Photographing the aurora australis on an aircraft 41,000ft above the Antarctic is an activity 14-year-old Tilly King can now tick off her to-do list.

Recently, the avid photographer went on board a flight to the Antarctic circle to view the aurora australis with Oamaru man Damien McNamara.

Ready for take-off … Tilly King and Damien McNamara eagerly await their flight to the aurora. PHOTO: SUPPLIED

The flight lasted about 11 hours, starting at 7.30pm and finishing at 6am.

Tilly, a year 10 pupil at Waitaki Girls’ High School, won the trip after Mr McNamara called for nominations for worthy recipients at local secondary schools.

Before flying to the aurora, the pair managed to get a few photos of the moon, Venus and Orion’s Belt.

“All we were doing was photographing the sunset, waiting for something to happen,” Mr McNamara said.

Midnight became dull for the pair due to a lack of activity in the sky.

It wasn’t until about 1am that the aurora reached its peak.

“I thought there would just be grey clouds and not much action,” Tilly said.

The highlight of the night for Mr McNamara was seeing Tilly’s face light up after getting her first photo of the aurora.

Mounting their cameras directly on the window with a suction cup prevented the issue of camera shake – a problem Mr McNamara had on his flight last year.

With the help of a rubber bathmat and a bit of Kiwi ingenuity, Mr McNamara created a lens shield that blocked out light from inside the cabin.

Spaced out … Aurora australis put on a dazzling display for Oamaru astrophotographer Damien McNamara. PHOTO: SUPPLIED

The lack of interference made it easier for the pair to capture high-quality photos of the aurora.

“There’s a lot more to it than taking pretty photos,” he joked.

Overall, the plane went through the aurora about eight times.

“For us to be able to put a plane in the air and see that – it’s pretty cool.”

Despite a lack of sleep, the pair were still “fizzing” with excitement and had smiles from ear to ear when they arrived back at Christchurch Airport.

Tilly considered herself fortunate enough to be able to witness such an event.

“It was really amazing.”

If she had the money, it was something she could see herself doing again in the future.
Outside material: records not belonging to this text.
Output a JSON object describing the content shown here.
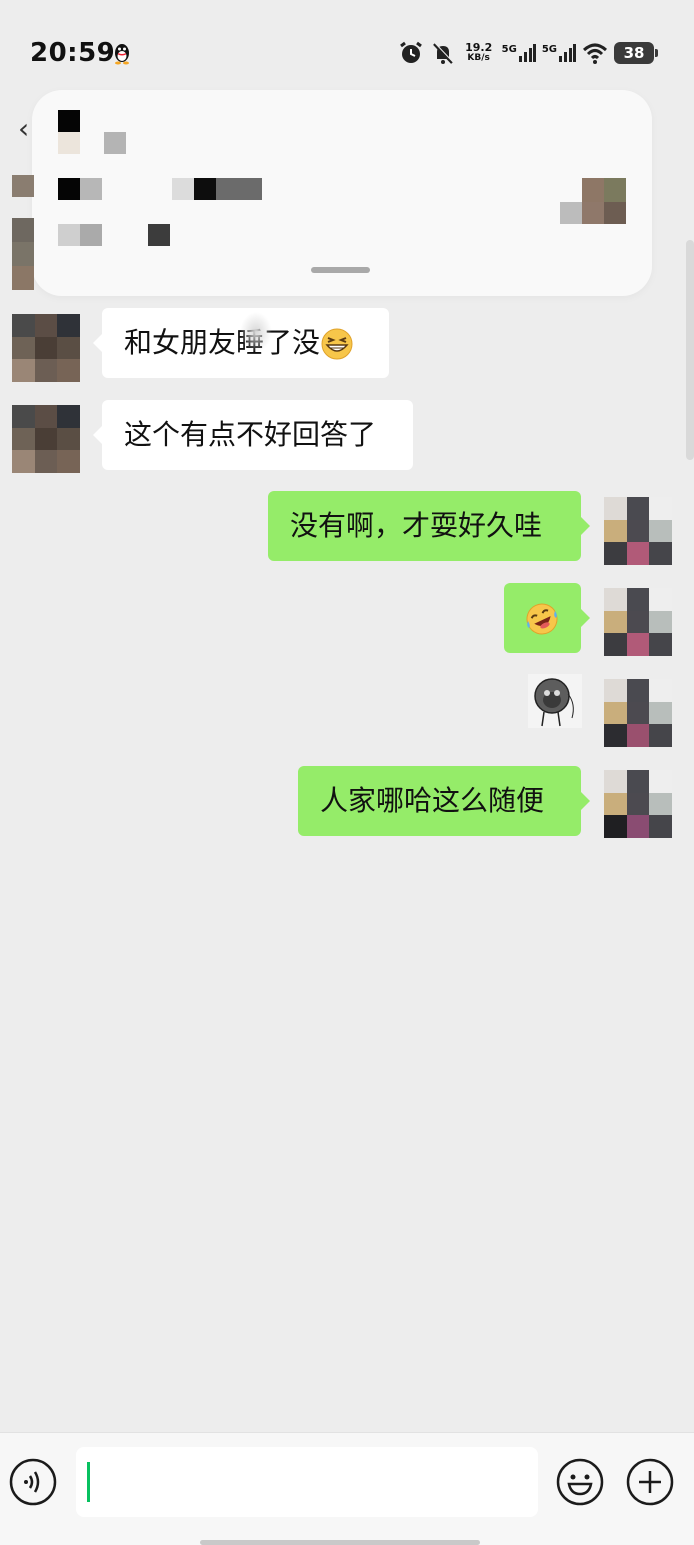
{
  "status_bar": {
    "time": "20:59",
    "net_speed_value": "19.2",
    "net_speed_unit": "KB/s",
    "sim1": "5G",
    "sim2": "5G",
    "battery": "38"
  },
  "chat": {
    "messages": [
      {
        "side": "in",
        "text": "和女朋友睡了没",
        "emoji": "grinning-squint-face"
      },
      {
        "side": "in",
        "text": "这个有点不好回答了"
      },
      {
        "side": "out",
        "text": "没有啊，才耍好久哇"
      },
      {
        "side": "out",
        "emoji": "rofl-face"
      },
      {
        "side": "out",
        "sticker": "monkey-sticker"
      },
      {
        "side": "out",
        "text": "人家哪哈这么随便"
      }
    ]
  },
  "input_bar": {
    "value": ""
  },
  "colors": {
    "background": "#ededed",
    "bubble_in": "#ffffff",
    "bubble_out": "#95ec69",
    "caret": "#07c160"
  }
}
Mr McNamara’s fascination with auroras began when he was a child. Growing up in the 1980s and ’90s, he would study the night skies with his dad.

“I recall many nights sleeping in the back of the station wagon on top of the hill watching the stars with him.”

Mr McNamara said plans were “in the pipeline” to take another flight over the Antarctic circle next year.

If he was on it, it was highly likely he would buy a second ticket and create another competition, giving another lucky pupil the chance to take up the experience.

The Forrester Gallery planned to hold an exhibition about the aurora australis, featuring photographs taken on the flight.

An aurora is a natural display of light, seen mostly in high-latitude regions – the Antarctic and the Arctic.